The answer almost always comes back to culture. Was the last person who reported a hazard thanked or interrogated? Did a previous near-miss report get used to discipline someone? Did a supervisor respond to a flag by rolling their eyes? Those moments create the template. People are watching how you respond to information, and they adjust what information they give you accordingly.

The mental health impact of workplace near-misses runs deeper than most organisations realise. Workers who experience a close call and say nothing carry that stress alone. That unprocessed experience does not disappear. It accumulates.

Anxiety as a Leading Indicator

Most safety systems are built around lagging indicators. Incident rates. Lost time. Compensation claims. You are measuring outcomes after damage is done.

Anxiety in your workforce is a leading indicator. It tells you something is wrong before the injury happens.

Specific signs worth paying attention to:

Workers double-checking things without being asked. Sometimes this is thoroughness. Sometimes it is anxiety about a piece of equipment or a process they do not trust but have not flagged.

Reluctance around certain tasks or areas. If two or three people consistently find reasons to avoid a particular machine or a specific part of the site, that pattern means something.

Increased sick leave around certain shift patterns or after certain supervisors. Presenteeism before an absence is a real phenomenon. People push through anxiety until they cannot.

Informal conversations about hazards that never make it to formal reporting. If workers are talking about something among themselves but not putting it on paper, you have a trust deficit, not a hazard deficit.

Why Supervisors Are Usually the Bottleneck

Most near-miss reporting failures trace back to the immediate supervisor, not the system. A worker might be willing to report. If they believe their supervisor will dismiss it, mock it, or use it against them, they will not bother.

This puts significant responsibility on first-line managers. They set the local culture. A safety manager with a well-designed reporting system and progressive policies can have their entire framework undermined by one supervisor who treats safety concerns as time-wasting.

Psychological safety in Irish workplaces does not come from a policy document. It comes from what supervisors do on Tuesday afternoon when someone flags something inconvenient.

Training helps. But supervisors also need to be held accountable for reporting culture on their teams. If a team consistently produces zero near-miss reports while adjacent teams with similar work produce twelve per quarter, that discrepancy is a management problem, not a statistical quirk.

What You Can Actually Do

Fix the response before you fix the form.

The physical near-miss report is not the problem. How the organisation responds to what lands on it is the problem. Make the feedback loop visible. When someone reports a hazard and something changes as a result, say so explicitly. Name the report. Thank the person. Show the team that reporting produces action, not awkwardness.
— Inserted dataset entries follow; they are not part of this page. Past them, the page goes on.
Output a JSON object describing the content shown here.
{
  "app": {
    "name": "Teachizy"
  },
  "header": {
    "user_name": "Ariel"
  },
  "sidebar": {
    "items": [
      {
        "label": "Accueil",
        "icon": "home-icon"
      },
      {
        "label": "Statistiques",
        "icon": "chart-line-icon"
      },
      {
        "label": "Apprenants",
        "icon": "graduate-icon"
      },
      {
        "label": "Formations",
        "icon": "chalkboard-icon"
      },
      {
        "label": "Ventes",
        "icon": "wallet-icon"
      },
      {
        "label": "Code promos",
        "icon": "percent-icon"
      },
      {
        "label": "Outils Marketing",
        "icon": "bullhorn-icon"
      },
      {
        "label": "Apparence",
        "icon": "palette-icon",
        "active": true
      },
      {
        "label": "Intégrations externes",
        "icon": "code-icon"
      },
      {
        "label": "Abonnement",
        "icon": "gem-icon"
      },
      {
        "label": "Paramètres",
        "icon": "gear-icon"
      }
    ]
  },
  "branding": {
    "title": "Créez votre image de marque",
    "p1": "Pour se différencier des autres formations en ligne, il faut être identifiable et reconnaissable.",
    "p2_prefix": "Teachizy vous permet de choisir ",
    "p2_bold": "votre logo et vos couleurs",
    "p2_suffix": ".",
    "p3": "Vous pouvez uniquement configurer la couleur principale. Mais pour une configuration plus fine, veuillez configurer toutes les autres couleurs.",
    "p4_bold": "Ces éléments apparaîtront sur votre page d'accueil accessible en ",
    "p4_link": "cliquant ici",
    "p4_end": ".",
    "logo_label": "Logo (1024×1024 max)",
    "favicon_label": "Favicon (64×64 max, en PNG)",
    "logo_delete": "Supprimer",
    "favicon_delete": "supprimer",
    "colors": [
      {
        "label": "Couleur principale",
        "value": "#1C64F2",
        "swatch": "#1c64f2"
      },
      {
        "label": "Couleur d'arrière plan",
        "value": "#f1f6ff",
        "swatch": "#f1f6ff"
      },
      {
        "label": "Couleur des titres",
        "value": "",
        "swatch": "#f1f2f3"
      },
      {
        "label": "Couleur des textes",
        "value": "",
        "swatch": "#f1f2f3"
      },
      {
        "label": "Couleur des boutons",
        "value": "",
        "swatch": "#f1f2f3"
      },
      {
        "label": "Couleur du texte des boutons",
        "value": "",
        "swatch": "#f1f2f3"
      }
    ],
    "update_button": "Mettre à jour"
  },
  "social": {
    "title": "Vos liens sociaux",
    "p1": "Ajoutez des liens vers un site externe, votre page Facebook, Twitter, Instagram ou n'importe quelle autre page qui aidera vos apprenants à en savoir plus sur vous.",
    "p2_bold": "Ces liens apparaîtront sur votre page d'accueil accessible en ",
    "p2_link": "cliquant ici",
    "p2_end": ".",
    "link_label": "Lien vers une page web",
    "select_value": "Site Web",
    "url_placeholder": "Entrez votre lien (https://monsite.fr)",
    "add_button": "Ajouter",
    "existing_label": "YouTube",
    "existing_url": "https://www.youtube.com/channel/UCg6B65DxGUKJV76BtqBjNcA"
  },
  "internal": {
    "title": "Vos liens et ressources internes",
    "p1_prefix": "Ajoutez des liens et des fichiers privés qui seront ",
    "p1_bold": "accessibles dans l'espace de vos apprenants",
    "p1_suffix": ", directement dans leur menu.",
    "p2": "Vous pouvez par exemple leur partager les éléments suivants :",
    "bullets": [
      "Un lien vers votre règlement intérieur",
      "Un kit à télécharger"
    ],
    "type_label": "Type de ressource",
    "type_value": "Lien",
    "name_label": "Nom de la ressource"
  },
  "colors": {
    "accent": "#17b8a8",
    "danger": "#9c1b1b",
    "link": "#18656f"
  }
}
Separate reporting from blame.

Your investigation process needs to find causes, not culprits. Workers know the difference between a genuine root cause analysis and a performance management exercise wearing a safety hat. If your investigations consistently find "human error" without asking why the human was in a position to make that error, your team knows you are not serious.

Create anonymous channels, then make them unnecessary.

Anonymous reporting tools have a place. But the goal is a culture where anonymity is not needed. Use anonymous channels as a bridge, not a permanent solution. If everything meaningful only comes through anonymous reports, you have not solved the problem.

Check in on the people who witnessed incidents.

Near-misses and incidents affect more than the person directly involved. Witnesses carry stress too. Ask. Not in a tick-box way. Actually ask.

The Turn

The irony in all of this is that anxiety about safety is rational. It means people are paying attention. A team member who is anxious about a piece of equipment or a process is doing exactly what you need them to do. What breaks down is not their perception. It is the channel between their perception and your decision-making.

Build the channel. Protect the people who use it. The rest of your safety programme depends on it.